Staunton, July 10 – Russian public opinion “is being prepared for a change in Kremlin policy” toward Ukraine, Moscow commentators say, with central government media now downplaying the need for and utility of force and playing up the ways in which Vladimir Putin can serve as “peacemaker.”
But this shift in tone, which reflects increasing popular skepticism about Moscow’s approach to Ukraine and elite fears about sanctions and international isolation, does not represent a change in strategy as a shift in tactics because the Moscow media continue to attack Ukraine and Putin equally clearly wants to weaken Kyiv and re-subordinate it to Moscow.
Instead of continuing to set the stage for Russian intervention, an article in yesterday’s “Nezavisimaya gazeta” says, state-controlled media and especially television have shifted the tone and even content of their coverage of events in Ukraine and thus reinforced Russian fears that the situation might be headed “out of control” (ng.ru/politics/2014-07-09/1_ukraina.html).
Thus, the widely-reported poll numbers showing that two-thirds of Russians are now against military intervention are the product not only of questions that would likely inevitably arise in any conflict where an indefinite situation extends for some time but also of Kremlin policy of shifting popular views.
According to the Moscow paper’s Aleksandra Samarina, “the Kremlin is preparing the population for new approaches” by reducing television coverage of victims in southeastern Ukraine and providing more information showing that the pro-Russian forces there are not winning quickly and easily as Russian media had projected earlier.
Lev Gudkov, head of the Levada Center polling agency, says that Russian attitudes about Ukraine and the use of force are “really changing.” Most Russians aren’t yet that concerned about sanctions, but the most educated, informed and active are worried about where things may be heading.
“People are concerned,” he says, “that the situation in Ukraine is shifting out of control and they do not want to bear responsibility for that,” something they fear could happen if Russian forces were to cross into Ukraine overtly.
At the same time, the sociologist notes, “the anti-Ukrainian campaign is continuing,” but he adds that “the wave of euphoria is beginning little by little to decline and growing doubts, skepticism, concern and troubled thoughts are appearing: should citizens have to pay for all this?”
At the same time, Gudkov says, the Kremlin itself is worried about new sanctions and is “preparing an exit strategy,” one that will involve less a change in ultimate goals than in the presentation of “Putin as peacemaker,” as someone who wants to prevent “a humanitarian catastrophe.” That will only add to his standing in the polls.
Nikolay Petrov, a Russian political analyst, agrees. He says that the Kremlin now is proceeding more carefully, “lowering the temperature of propaganda” in the hopes of avoiding a new round of sanctions and preventing more Russians from asking themselves whether they want to get involved in real fighting and not just a short triumphant march forward.

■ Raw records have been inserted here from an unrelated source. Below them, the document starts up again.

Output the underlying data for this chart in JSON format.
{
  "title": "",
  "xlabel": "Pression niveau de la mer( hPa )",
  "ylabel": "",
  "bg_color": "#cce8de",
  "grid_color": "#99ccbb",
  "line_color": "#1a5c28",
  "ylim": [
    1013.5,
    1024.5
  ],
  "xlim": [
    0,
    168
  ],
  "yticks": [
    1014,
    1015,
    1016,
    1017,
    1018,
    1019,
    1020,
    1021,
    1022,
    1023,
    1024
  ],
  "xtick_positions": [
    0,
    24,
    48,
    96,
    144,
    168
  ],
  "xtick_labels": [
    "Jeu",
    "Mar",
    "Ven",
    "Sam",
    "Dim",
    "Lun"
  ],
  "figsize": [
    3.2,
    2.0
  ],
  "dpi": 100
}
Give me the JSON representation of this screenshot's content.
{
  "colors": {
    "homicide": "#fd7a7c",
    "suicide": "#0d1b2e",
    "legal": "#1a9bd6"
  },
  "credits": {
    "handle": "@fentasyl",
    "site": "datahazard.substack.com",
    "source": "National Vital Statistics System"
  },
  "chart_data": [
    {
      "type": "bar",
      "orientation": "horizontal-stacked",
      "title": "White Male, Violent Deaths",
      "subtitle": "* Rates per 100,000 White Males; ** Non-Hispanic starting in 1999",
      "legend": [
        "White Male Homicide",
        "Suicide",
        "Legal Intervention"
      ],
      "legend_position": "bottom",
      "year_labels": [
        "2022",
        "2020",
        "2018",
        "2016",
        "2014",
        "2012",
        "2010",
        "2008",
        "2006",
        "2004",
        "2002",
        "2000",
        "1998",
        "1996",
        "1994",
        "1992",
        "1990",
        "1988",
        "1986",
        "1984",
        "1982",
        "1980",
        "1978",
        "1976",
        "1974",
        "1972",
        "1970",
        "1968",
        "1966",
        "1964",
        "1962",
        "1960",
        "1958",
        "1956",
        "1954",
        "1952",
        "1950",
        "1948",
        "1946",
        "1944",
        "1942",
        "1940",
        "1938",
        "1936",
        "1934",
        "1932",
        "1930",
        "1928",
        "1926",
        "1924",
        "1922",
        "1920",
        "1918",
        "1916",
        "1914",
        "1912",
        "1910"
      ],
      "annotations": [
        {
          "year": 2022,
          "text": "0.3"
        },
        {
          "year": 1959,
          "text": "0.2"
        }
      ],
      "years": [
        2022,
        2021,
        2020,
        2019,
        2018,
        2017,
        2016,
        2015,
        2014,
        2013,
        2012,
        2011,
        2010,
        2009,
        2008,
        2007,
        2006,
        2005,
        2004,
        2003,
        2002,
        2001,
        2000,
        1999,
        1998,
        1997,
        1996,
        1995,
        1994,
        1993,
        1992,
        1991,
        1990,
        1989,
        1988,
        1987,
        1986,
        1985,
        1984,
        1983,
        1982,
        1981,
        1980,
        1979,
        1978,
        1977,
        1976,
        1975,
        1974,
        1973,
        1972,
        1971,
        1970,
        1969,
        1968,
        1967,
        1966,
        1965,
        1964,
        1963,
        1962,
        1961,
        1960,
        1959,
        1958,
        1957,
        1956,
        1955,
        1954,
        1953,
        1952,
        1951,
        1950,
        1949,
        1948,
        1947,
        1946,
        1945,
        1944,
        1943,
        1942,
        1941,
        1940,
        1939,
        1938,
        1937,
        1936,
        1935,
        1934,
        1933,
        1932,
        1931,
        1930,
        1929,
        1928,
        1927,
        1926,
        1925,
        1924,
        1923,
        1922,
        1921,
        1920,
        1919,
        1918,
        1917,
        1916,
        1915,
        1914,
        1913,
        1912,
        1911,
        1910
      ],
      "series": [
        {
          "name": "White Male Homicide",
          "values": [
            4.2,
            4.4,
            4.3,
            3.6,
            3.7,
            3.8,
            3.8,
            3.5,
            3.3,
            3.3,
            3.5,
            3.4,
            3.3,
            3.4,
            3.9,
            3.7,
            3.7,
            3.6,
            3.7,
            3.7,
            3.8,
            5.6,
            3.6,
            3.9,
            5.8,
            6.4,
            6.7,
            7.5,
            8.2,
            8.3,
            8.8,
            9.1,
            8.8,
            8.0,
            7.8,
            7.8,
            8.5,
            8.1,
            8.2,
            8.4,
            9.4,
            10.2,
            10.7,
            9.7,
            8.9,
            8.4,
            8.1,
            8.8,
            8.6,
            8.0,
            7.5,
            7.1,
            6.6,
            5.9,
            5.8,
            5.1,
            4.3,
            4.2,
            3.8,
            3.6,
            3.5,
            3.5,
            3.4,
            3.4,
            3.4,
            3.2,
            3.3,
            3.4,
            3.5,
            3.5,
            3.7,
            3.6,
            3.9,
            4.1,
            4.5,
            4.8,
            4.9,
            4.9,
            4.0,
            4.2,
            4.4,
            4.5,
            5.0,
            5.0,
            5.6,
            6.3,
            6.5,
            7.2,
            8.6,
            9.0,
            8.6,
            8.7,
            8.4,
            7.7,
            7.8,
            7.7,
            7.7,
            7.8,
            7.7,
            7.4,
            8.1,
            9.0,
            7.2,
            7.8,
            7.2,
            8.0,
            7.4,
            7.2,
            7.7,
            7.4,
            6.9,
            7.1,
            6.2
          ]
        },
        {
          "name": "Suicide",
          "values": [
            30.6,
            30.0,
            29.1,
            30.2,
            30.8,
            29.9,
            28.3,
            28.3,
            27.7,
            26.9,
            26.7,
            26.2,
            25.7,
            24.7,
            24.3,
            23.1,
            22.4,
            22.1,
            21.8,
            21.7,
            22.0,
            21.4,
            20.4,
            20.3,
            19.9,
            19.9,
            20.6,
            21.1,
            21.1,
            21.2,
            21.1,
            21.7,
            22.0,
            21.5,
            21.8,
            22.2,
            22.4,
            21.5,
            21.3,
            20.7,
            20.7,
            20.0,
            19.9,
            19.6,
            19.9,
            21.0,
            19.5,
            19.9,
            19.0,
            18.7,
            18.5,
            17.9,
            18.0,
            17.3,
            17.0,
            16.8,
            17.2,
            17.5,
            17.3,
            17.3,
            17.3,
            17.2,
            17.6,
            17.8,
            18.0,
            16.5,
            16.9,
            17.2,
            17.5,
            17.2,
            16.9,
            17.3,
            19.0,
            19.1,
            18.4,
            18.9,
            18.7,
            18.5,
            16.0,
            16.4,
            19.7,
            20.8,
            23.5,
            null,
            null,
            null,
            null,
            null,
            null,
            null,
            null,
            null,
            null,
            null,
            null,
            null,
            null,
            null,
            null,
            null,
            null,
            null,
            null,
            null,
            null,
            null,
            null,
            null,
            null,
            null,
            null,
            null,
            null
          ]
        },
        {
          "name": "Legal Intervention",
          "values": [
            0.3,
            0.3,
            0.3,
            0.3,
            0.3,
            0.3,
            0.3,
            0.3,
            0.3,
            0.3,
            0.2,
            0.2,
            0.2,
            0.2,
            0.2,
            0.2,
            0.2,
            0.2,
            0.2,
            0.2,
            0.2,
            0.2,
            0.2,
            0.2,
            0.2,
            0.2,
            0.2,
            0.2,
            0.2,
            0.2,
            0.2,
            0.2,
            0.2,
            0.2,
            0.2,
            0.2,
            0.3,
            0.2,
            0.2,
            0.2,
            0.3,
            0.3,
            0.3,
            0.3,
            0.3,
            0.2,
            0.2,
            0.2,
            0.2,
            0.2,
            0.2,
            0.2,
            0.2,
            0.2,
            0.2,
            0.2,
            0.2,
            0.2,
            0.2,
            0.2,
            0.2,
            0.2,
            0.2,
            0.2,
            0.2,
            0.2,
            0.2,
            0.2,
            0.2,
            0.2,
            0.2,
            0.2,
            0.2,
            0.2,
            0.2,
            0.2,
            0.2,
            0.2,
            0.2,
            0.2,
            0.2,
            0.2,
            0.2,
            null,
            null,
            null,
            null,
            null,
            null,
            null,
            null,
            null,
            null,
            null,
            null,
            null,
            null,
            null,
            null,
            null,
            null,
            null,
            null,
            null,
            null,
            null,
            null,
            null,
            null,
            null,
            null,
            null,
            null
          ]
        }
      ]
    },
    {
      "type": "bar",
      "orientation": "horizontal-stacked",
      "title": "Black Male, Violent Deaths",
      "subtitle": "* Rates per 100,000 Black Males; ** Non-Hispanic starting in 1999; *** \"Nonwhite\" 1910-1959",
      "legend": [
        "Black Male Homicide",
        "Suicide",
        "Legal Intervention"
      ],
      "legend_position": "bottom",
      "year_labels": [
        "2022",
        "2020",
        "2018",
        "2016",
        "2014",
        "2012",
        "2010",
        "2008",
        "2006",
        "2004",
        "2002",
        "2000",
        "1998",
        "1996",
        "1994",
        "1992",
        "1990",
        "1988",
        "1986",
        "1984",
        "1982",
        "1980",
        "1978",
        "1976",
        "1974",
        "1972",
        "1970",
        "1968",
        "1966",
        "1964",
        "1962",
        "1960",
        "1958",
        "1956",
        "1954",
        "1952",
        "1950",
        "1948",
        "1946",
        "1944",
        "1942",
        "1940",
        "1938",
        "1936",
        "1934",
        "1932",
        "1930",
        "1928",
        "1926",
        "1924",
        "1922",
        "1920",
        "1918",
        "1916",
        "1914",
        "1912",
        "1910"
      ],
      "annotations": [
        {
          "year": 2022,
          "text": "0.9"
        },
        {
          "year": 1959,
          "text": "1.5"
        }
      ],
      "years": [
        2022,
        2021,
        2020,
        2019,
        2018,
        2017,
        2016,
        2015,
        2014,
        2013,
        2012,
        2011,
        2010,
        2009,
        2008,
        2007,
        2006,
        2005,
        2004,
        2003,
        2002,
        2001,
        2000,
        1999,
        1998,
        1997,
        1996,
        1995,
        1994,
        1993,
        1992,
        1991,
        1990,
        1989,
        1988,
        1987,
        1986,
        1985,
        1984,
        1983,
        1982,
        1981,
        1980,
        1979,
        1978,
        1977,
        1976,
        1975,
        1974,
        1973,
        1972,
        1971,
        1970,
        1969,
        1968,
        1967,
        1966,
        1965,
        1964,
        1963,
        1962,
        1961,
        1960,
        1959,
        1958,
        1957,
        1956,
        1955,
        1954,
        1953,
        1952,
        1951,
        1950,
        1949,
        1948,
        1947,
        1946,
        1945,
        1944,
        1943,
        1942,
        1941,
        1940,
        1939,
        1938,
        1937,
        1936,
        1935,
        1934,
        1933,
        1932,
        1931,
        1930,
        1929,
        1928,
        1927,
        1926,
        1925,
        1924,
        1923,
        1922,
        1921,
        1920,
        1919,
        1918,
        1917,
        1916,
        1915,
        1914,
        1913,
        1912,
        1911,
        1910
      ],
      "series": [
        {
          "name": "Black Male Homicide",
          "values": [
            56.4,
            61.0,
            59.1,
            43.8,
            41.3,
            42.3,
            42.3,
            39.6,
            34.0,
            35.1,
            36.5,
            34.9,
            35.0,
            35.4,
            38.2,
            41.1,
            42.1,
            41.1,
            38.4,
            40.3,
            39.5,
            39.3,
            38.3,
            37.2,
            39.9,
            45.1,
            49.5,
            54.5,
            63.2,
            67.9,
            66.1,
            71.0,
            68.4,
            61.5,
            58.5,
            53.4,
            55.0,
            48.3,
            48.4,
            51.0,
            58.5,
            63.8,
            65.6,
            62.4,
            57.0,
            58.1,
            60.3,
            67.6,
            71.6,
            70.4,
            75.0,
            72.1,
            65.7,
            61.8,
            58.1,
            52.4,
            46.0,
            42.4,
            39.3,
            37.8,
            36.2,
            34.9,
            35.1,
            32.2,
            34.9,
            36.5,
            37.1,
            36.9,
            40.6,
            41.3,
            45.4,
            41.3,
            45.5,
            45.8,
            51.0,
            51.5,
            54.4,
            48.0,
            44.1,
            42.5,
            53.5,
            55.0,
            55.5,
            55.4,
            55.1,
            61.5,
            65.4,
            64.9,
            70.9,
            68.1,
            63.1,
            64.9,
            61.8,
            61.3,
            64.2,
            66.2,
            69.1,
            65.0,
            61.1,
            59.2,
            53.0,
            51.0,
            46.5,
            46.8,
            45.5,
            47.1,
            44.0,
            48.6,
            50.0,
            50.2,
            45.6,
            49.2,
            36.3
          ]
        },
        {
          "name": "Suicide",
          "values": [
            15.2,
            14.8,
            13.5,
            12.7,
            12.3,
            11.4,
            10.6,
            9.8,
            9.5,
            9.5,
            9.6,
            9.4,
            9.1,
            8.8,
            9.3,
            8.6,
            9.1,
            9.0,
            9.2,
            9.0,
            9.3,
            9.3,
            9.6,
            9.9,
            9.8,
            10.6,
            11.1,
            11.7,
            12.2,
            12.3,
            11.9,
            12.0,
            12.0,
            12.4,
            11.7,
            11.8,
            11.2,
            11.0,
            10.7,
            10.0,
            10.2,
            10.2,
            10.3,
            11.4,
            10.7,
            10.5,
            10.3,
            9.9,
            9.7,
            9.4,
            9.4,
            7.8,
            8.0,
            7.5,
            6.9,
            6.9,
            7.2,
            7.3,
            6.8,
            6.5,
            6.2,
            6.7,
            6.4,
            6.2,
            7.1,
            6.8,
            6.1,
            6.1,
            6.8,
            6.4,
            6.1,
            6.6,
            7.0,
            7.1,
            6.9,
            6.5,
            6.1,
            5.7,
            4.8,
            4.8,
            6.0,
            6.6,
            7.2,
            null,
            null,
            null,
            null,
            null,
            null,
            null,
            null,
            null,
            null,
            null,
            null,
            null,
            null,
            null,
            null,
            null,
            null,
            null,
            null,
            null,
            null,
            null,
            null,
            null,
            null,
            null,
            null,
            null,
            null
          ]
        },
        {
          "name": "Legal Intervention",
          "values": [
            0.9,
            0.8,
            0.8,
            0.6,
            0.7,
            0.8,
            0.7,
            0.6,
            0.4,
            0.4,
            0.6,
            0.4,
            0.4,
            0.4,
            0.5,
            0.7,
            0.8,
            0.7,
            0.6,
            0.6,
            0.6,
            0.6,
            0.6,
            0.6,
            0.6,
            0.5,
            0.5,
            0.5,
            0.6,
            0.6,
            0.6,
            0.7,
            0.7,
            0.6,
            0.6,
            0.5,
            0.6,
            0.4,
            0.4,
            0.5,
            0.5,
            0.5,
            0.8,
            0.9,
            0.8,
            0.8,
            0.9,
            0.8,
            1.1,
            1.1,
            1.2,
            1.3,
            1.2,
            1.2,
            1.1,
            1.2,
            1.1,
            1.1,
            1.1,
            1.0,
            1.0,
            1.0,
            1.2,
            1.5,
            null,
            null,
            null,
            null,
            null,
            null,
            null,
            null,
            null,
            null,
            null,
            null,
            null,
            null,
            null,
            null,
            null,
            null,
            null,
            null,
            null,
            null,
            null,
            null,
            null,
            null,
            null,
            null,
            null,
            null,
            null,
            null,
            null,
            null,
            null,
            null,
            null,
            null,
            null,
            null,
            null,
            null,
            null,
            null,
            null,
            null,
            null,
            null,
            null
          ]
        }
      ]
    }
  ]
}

Putin is thus engaged in a complicated balancing act, Petrov continues. On the one hand, he doesn’t want greater confrontation with the West, but on the other, he doesn’t want to be viewed by Russians as someone who sacrificed pro-Russian groups. Presenting himself as a peacemaker is thus a way out.
And Gleb Pavlovsky, head of the Effective Politics Foundation, says that this shift is creating cognitive dissonance among Russians as they struggle to find their way between a rational understanding of the risks of using force as compared to the uncertain benefits and their desire as shown by earlier polls to play the role of a great power that does what it wants.
Although none of the Russian commentators draw this conclusion, it appears that Putin is attempting to update Clausewitz, the German theorist who said “war is a continuation of politics by other means.” In place of that, the Kremlin leader appears set to try to demonstrate that “peacemaking can be a continuation of war by other means” -- and a more successful one too.